Penurunan ekspor minyak negara-negara tersebut di atas, selain Indonesia memang mengurangi pasokan ke pasar global dengan tujuan untuk digunakan di dalam negeri untuk produksi biodiesel, penurunan ekspor juga dipengaruhi melimpahnya stok minyak nabati lain dengan harga yang kompetitif. Perlambatan ekonomi di China juga menjadi salah satu faktor penurunan permintaan di China.
Dari sisi harga, sepanjang Februari harga CPO global bergerak di kisaran US$ 575 – US$ 657 per metrik ton, dengan harga rata-rata US$ 628,9 per ton. Harga rata-rata Februari 2016 ini naik sebesar 13% dibandingkan harga rata-rata pada Januari yaitu US$ 557,2 per metrik ton. Sementara itu, harga CPO global sepanjang 3 pekan Maret 2016 bergerak di kisaran US$ 645 – US$ 717,5 per metrik ton.

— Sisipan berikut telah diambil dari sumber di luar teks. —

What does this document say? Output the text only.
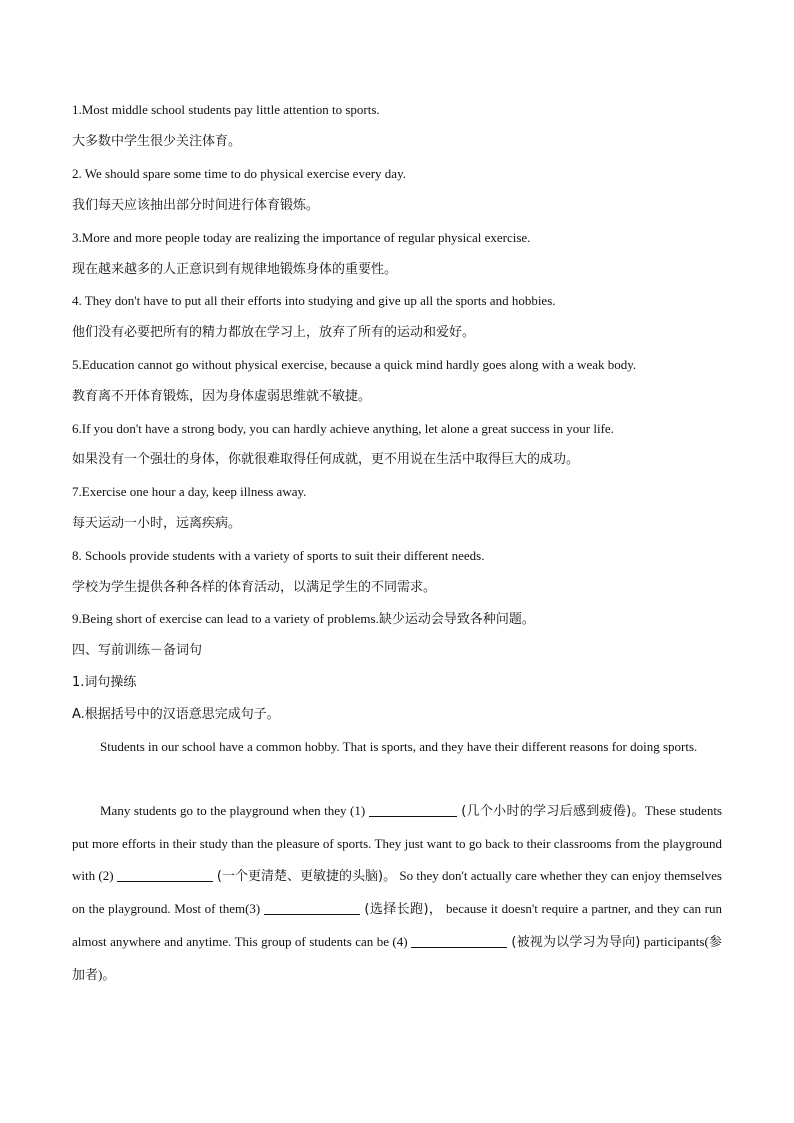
1.Most middle school students pay little attention to sports.
大多数中学生很少关注体育。
2. We should spare some time to do physical exercise every day.
我们每天应该抽出部分时间进行体育锻炼。
3.More and more people today are realizing the importance of regular physical exercise.
现在越来越多的人正意识到有规律地锻炼身体的重要性。
4. They don't have to put all their efforts into studying and give up all the sports and hobbies.
他们没有必要把所有的精力都放在学习上，放弃了所有的运动和爱好。
5.Education cannot go without physical exercise, because a quick mind hardly goes along with a weak body.
教育离不开体育锻炼，因为身体虚弱思维就不敏捷。
6.If you don't have a strong body, you can hardly achieve anything, let alone a great success in your life.
如果没有一个强壮的身体，你就很难取得任何成就，更不用说在生活中取得巨大的成功。
7.Exercise one hour a day, keep illness away.
每天运动一小时，远离疾病。
8. Schools provide students with a variety of sports to suit their different needs.
学校为学生提供各种各样的体育活动，以满足学生的不同需求。
9.Being short of exercise can lead to a variety of problems.缺少运动会导致各种问题。
四、写前训练－备词句
1.词句操练
A.根据括号中的汉语意思完成句子。

Students in our school have a common hobby. That is sports, and they have their different reasons for doing sports.

Many students go to the playground when they (1)	(几个小时的学习后感到疲倦)。These students put more efforts in their study than the pleasure of sports. They just want to go back to their classrooms from the playground with (2)	(一个更清楚、更敏捷的头脑)。 So they don't actually care whether they can enjoy themselves on the playground. Most of them(3)	(选择长跑)， because it doesn't require a partner, and they can run almost anywhere and anytime. This group of students can be (4)	(被视为以学习为导向) participants(参加者)。
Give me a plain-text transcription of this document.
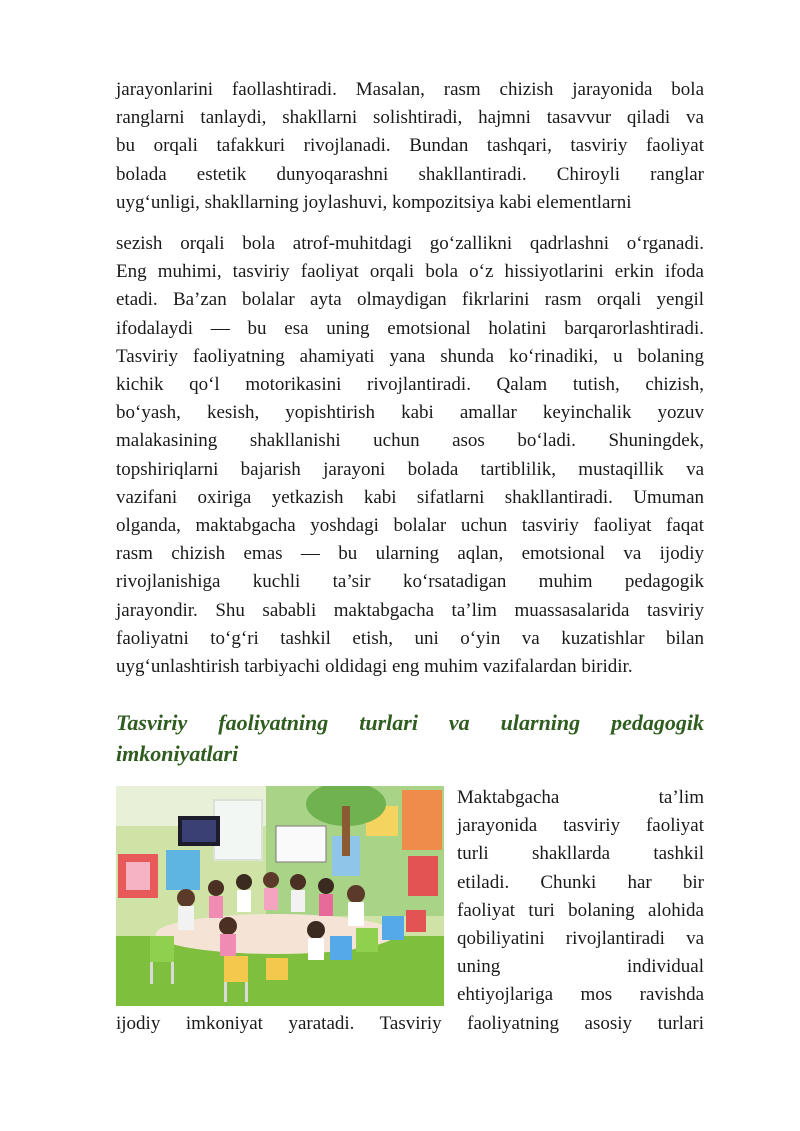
jarayonlarini faollashtiradi. Masalan, rasm chizish jarayonida bola
ranglarni tanlaydi, shakllarni solishtiradi, hajmni tasavvur qiladi va
bu orqali tafakkuri rivojlanadi. Bundan tashqari, tasviriy faoliyat
bolada estetik dunyoqarashni shakllantiradi. Chiroyli ranglar
uyg‘unligi, shakllarning joylashuvi, kompozitsiya kabi elementlarni
sezish orqali bola atrof-muhitdagi go‘zallikni qadrlashni o‘rganadi.
Eng muhimi, tasviriy faoliyat orqali bola o‘z hissiyotlarini erkin ifoda
etadi. Ba’zan bolalar ayta olmaydigan fikrlarini rasm orqali yengil
ifodalaydi — bu esa uning emotsional holatini barqarorlashtiradi.
Tasviriy faoliyatning ahamiyati yana shunda ko‘rinadiki, u bolaning
kichik qo‘l motorikasini rivojlantiradi. Qalam tutish, chizish,
bo‘yash, kesish, yopishtirish kabi amallar keyinchalik yozuv
malakasining shakllanishi uchun asos bo‘ladi. Shuningdek,
topshiriqlarni bajarish jarayoni bolada tartiblilik, mustaqillik va
vazifani oxiriga yetkazish kabi sifatlarni shakllantiradi. Umuman
olganda, maktabgacha yoshdagi bolalar uchun tasviriy faoliyat faqat
rasm chizish emas — bu ularning aqlan, emotsional va ijodiy
rivojlanishiga kuchli ta’sir ko‘rsatadigan muhim pedagogik
jarayondir. Shu sababli maktabgacha ta’lim muassasalarida tasviriy
faoliyatni to‘g‘ri tashkil etish, uni o‘yin va kuzatishlar bilan
uyg‘unlashtirish tarbiyachi oldidagi eng muhim vazifalardan biridir.
Tasviriy faoliyatning turlari va ularning pedagogik
imkoniyatlari
Maktabgacha ta’lim
jarayonida tasviriy faoliyat
turli shakllarda tashkil
etiladi. Chunki har bir
faoliyat turi bolaning alohida
qobiliyatini rivojlantiradi va
uning individual
ehtiyojlariga mos ravishda
ijodiy imkoniyat yaratadi. Tasviriy faoliyatning asosiy turlari
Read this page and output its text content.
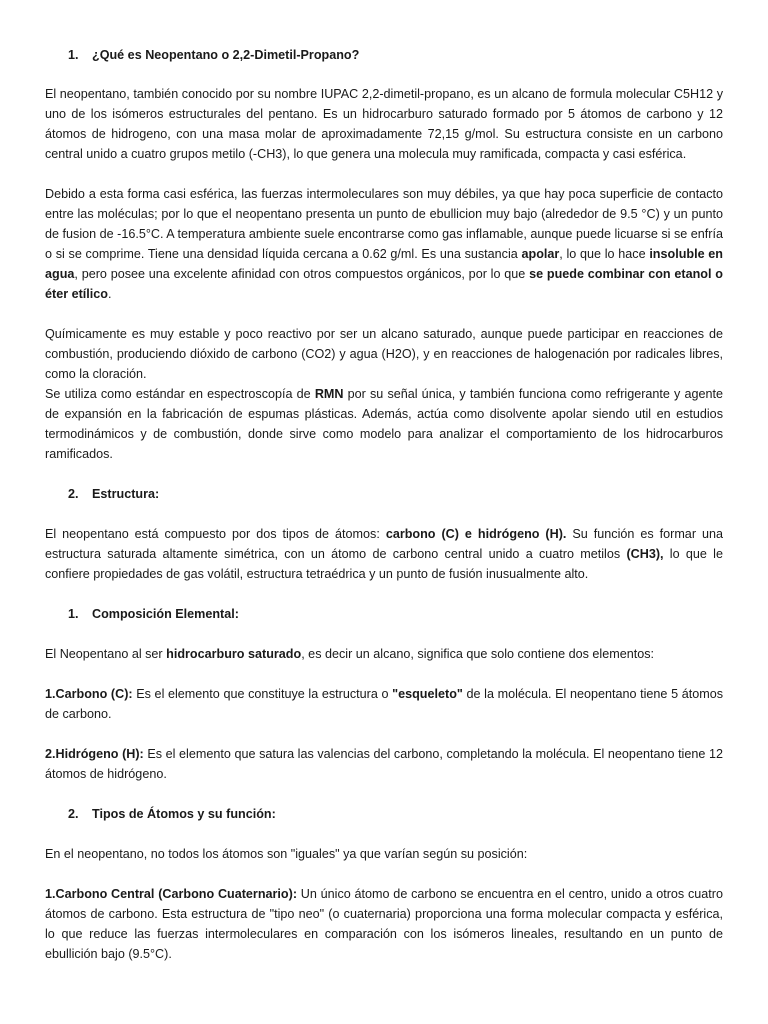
1. ¿Qué es Neopentano o 2,2-Dimetil-Propano?

El neopentano, también conocido por su nombre IUPAC 2,2-dimetil-propano, es un alcano de formula molecular C5H12 y uno de los isómeros estructurales del pentano. Es un hidrocarburo saturado formado por 5 átomos de carbono y 12 átomos de hidrogeno, con una masa molar de aproximadamente 72,15 g/mol. Su estructura consiste en un carbono central unido a cuatro grupos metilo (-CH3), lo que genera una molecula muy ramificada, compacta y casi esférica.

Debido a esta forma casi esférica, las fuerzas intermoleculares son muy débiles, ya que hay poca superficie de contacto entre las moléculas; por lo que el neopentano presenta un punto de ebullicion muy bajo (alrededor de 9.5 °C) y un punto de fusion de -16.5°C. A temperatura ambiente suele encontrarse como gas inflamable, aunque puede licuarse si se enfría o si se comprime. Tiene una densidad líquida cercana a 0.62 g/ml. Es una sustancia apolar, lo que lo hace insoluble en agua, pero posee una excelente afinidad con otros compuestos orgánicos, por lo que se puede combinar con etanol o éter etílico.

Químicamente es muy estable y poco reactivo por ser un alcano saturado, aunque puede participar en reacciones de combustión, produciendo dióxido de carbono (CO2) y agua (H2O), y en reacciones de halogenación por radicales libres, como la cloración.

Se utiliza como estándar en espectroscopía de RMN por su señal única, y también funciona como refrigerante y agente de expansión en la fabricación de espumas plásticas. Además, actúa como disolvente apolar siendo util en estudios termodinámicos y de combustión, donde sirve como modelo para analizar el comportamiento de los hidrocarburos ramificados.

2. Estructura:

El neopentano está compuesto por dos tipos de átomos: carbono (C) e hidrógeno (H). Su función es formar una estructura saturada altamente simétrica, con un átomo de carbono central unido a cuatro metilos (CH3), lo que le confiere propiedades de gas volátil, estructura tetraédrica y un punto de fusión inusualmente alto.

1. Composición Elemental:

El Neopentano al ser hidrocarburo saturado, es decir un alcano, significa que solo contiene dos elementos:

1.Carbono (C): Es el elemento que constituye la estructura o "esqueleto" de la molécula. El neopentano tiene 5 átomos de carbono.

2.Hidrógeno (H): Es el elemento que satura las valencias del carbono, completando la molécula. El neopentano tiene 12 átomos de hidrógeno.

2. Tipos de Átomos y su función:

En el neopentano, no todos los átomos son "iguales" ya que varían según su posición:

1.Carbono Central (Carbono Cuaternario): Un único átomo de carbono se encuentra en el centro, unido a otros cuatro átomos de carbono. Esta estructura de "tipo neo" (o cuaternaria) proporciona una forma molecular compacta y esférica, lo que reduce las fuerzas intermoleculares en comparación con los isómeros lineales, resultando en un punto de ebullición bajo (9.5°C).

Menurutnya, harga terus menunjukkan tren naik meskipun perlahan. Harga terdongkrak karena pasokan minyak sawit ke pasar global mulai berkurang sementara itu penurunan produksi mulai terasa akibat dari pengaruh El Nino tahun lalu.
Sementara itu, Bea Keluar Maret 2016 ditentukan oleh Kementerian Perdagangan masih sebesar 0% karena harga rata-rata CPO masih di bawah batas bawah pengenaan bea keluar yaitu US$ 750 per metrik ton sehingga yang berlaku hanya pungutan CPO Fund saja. (Ferrika Lukmana)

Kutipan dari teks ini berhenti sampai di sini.